While I’ll be interviewing my coworkers, as I did with Mary, it feels odd to pretend to question myself. So here I am, sharing a little bit about myself in honor of celebrating five years. I appreciate you following along wherever you are, because whether or not you realize it, you are helping Maggie’s to reach more alcoholic women in need.
My thoughts on the biggest gift in recovery:
It’s so cliché, I know, but there are so many gifts that come from being in recovery and continuing to work the program that makes sobriety possible in my life. When I met the woman that would become my first sponsor, I couldn’t believe that she had gone almost an entire decade completely sober and yet seemed genuinely happy. I think that’s the most significant gift – I get to live a life that is far beyond anything I could have ever imagined for myself, and being sober is nothing like I expected.
My advice for the woman who is newly sober, or still trying to get sober:
Do the things you don’t “feel like” doing. Early on, my sponsor had a way of helping me realize that doing the things I “felt like” wasn’t exactly going well for me, and she was spot on. Up to that point I had done everything that I felt like doing, and yet I was miserable. I couldn’t stop drinking. I felt like life was pointless. And I felt like I didn’t want to live anymore.
I didn’t “feel like” doing several of the steps. I didn’t “feel like” following my sponsor around to meetings or commitments. I didn’t “feel like” getting up in front of strangers to tell my story. Today I don’t always “feel like” showing up for my commitments, calling my sponsor, picking up my phone when a protégé calls, getting on my knees, etc. but I’ve realized that my recovery is not a byproduct of doing what I “feel like” doing. It’s a byproduct of showing up when the feeling of “YES!!!!” is gone because I decided to turn my will and my life over to the care of God, as I understood him. And because of this, I now have hundreds of experiences of doing all these things I never felt like doing where nine times out of ten I think to myself, “I’m happy I showed up for this.”
My life today:
Today my life is far more than anything I could have ever imagined for myself. I’m more than just alive; I’m actually living. I get to be present for get-togethers with loved ones and nights at home with my fiancée. I get to be the designated driver on NYE and take my friends home from a fun night out. I get to be an aunt to my five and six-year-old nieces, and two-and-a-half-year-old nephew. I get to sleep. I don’t worry so much. I experience peace. I have tools that allow me to experience God in a way that I never knew existed, and I get to pass those on to other alcoholic women. I feel like I have a purpose and live a life that I love – two things that I was always searching for before I got sober.
About Nina Herndon
Nina is a DFW native who graduated from the University of North Texas with a degree in Entrepreneurship and a dream of building an organization that would help women. Today, she is grateful to have the opportunity to live that dream through her work with The Magdalen House. Her background in communications and marketing, combined with her experience as part of Maggie’s recovery community for alcoholic women, allows Nina to “tell the story of The Magdalen House” to hopes of reaching more alcoholic women seeking freedom.

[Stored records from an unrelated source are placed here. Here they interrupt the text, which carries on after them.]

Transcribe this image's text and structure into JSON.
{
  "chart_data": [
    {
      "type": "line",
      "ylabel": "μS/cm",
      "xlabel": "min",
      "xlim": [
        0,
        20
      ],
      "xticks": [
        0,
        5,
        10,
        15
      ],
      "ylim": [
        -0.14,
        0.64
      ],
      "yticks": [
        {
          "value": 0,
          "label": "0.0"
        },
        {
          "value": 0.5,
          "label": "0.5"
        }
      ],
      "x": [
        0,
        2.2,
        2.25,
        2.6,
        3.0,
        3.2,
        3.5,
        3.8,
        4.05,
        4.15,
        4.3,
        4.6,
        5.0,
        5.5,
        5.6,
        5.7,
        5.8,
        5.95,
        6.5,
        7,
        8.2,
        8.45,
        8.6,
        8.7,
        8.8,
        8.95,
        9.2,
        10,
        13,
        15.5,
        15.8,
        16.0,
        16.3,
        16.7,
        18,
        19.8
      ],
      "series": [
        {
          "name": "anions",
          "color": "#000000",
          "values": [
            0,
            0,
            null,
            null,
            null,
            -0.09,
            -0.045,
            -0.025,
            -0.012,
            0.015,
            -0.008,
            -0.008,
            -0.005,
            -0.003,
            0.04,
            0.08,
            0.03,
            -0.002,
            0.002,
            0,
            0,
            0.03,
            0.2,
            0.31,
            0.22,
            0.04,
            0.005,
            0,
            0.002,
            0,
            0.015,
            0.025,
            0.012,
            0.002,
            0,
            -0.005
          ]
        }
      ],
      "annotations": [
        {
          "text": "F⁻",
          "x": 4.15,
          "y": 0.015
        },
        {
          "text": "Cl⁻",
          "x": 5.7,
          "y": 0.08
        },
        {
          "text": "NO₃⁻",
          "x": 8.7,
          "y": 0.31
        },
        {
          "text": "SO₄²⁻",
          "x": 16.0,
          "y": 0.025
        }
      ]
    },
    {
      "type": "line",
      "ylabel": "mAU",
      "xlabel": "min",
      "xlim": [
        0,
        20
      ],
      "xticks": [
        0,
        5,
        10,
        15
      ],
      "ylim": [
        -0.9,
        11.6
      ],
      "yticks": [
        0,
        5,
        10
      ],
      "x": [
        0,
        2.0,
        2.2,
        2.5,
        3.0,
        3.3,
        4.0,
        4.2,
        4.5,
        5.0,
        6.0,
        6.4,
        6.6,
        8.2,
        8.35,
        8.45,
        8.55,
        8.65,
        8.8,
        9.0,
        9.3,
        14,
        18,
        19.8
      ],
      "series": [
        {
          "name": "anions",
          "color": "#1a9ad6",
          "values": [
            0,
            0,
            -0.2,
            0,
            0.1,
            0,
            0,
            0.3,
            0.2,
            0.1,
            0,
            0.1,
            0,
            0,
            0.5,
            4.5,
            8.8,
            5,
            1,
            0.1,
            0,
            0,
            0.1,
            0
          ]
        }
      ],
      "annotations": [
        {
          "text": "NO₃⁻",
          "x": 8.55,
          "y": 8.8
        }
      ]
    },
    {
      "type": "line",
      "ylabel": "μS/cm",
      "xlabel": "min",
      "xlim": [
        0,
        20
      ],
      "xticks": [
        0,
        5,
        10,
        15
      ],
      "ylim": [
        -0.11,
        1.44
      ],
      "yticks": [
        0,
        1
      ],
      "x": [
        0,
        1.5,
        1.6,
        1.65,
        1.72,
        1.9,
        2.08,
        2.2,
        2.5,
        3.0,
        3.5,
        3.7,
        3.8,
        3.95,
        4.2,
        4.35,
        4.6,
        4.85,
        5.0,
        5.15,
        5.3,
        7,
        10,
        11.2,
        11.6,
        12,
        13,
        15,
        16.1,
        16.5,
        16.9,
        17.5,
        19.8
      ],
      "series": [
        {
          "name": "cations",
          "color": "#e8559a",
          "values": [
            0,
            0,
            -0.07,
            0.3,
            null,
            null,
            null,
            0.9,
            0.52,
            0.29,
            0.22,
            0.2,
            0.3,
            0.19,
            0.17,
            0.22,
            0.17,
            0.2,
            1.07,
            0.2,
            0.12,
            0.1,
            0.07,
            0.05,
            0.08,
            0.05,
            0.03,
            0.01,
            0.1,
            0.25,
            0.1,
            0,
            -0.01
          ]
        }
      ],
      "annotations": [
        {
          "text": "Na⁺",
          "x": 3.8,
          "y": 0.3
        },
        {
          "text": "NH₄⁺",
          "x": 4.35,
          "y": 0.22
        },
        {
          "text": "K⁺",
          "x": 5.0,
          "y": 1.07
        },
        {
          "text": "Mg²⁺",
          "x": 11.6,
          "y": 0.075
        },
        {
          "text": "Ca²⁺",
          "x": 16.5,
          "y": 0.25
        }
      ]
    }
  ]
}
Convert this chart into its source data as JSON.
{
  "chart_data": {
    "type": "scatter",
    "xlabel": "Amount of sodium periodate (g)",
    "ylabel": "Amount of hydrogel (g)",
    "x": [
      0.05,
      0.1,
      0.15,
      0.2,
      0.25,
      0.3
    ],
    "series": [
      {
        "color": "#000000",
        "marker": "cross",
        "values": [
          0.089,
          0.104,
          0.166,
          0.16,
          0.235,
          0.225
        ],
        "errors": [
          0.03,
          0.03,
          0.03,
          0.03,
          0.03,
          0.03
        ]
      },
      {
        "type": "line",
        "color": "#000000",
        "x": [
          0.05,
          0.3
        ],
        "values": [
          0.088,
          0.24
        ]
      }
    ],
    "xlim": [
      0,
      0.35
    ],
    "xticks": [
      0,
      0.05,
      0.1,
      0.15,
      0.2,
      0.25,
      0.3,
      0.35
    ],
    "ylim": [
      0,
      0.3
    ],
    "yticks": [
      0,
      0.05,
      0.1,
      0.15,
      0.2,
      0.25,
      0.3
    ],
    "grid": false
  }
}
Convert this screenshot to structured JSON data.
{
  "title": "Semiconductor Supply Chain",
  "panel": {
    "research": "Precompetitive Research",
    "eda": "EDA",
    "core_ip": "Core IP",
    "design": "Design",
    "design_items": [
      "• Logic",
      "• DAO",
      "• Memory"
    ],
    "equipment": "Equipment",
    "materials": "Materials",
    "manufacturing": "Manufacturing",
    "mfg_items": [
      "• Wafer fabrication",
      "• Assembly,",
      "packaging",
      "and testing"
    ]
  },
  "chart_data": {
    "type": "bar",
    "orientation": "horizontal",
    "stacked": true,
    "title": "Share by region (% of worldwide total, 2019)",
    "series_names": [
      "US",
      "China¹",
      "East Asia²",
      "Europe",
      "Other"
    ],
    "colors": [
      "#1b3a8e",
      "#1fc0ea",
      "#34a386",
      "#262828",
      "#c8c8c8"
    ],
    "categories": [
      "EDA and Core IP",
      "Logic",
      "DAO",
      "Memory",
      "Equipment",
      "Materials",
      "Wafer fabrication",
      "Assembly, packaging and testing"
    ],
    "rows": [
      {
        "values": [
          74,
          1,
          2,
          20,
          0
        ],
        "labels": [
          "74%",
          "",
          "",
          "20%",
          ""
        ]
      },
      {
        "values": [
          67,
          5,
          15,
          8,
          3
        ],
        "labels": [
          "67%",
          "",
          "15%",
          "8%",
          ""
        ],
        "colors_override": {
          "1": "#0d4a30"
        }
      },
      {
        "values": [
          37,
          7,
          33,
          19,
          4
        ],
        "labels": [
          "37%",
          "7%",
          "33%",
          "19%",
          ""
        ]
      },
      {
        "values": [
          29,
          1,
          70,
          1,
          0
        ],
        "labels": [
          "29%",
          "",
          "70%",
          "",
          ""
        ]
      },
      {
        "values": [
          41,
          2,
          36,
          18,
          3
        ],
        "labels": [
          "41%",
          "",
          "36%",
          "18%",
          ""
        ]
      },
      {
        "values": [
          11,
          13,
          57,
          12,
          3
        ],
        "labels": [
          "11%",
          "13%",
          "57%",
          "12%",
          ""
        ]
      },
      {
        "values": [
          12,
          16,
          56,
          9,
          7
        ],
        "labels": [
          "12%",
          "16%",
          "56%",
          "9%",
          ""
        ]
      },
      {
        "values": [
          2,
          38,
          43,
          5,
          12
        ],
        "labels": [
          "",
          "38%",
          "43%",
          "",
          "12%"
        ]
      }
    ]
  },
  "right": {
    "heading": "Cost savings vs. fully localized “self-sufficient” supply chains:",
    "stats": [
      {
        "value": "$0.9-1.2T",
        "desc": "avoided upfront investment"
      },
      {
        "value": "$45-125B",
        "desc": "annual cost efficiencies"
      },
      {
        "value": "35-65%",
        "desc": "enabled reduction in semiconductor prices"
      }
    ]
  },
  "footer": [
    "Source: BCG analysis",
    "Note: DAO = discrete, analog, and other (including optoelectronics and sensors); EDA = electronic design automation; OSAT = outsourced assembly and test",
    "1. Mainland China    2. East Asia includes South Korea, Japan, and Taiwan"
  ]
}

In early 2015 Nina reluctantly visited The Magdalen House to attend a meeting and talk to the women in the house, only to find herself feeling entirely at home. Visits became more and more frequent, and in 2016 she began volunteering with The Magdalen House, serving as the Communications Chair of Maggie’s Women’s Group for two years. Through Maggie’s, she has witnessed countless women find freedom from alcohol and new meaning in their lives – including her own.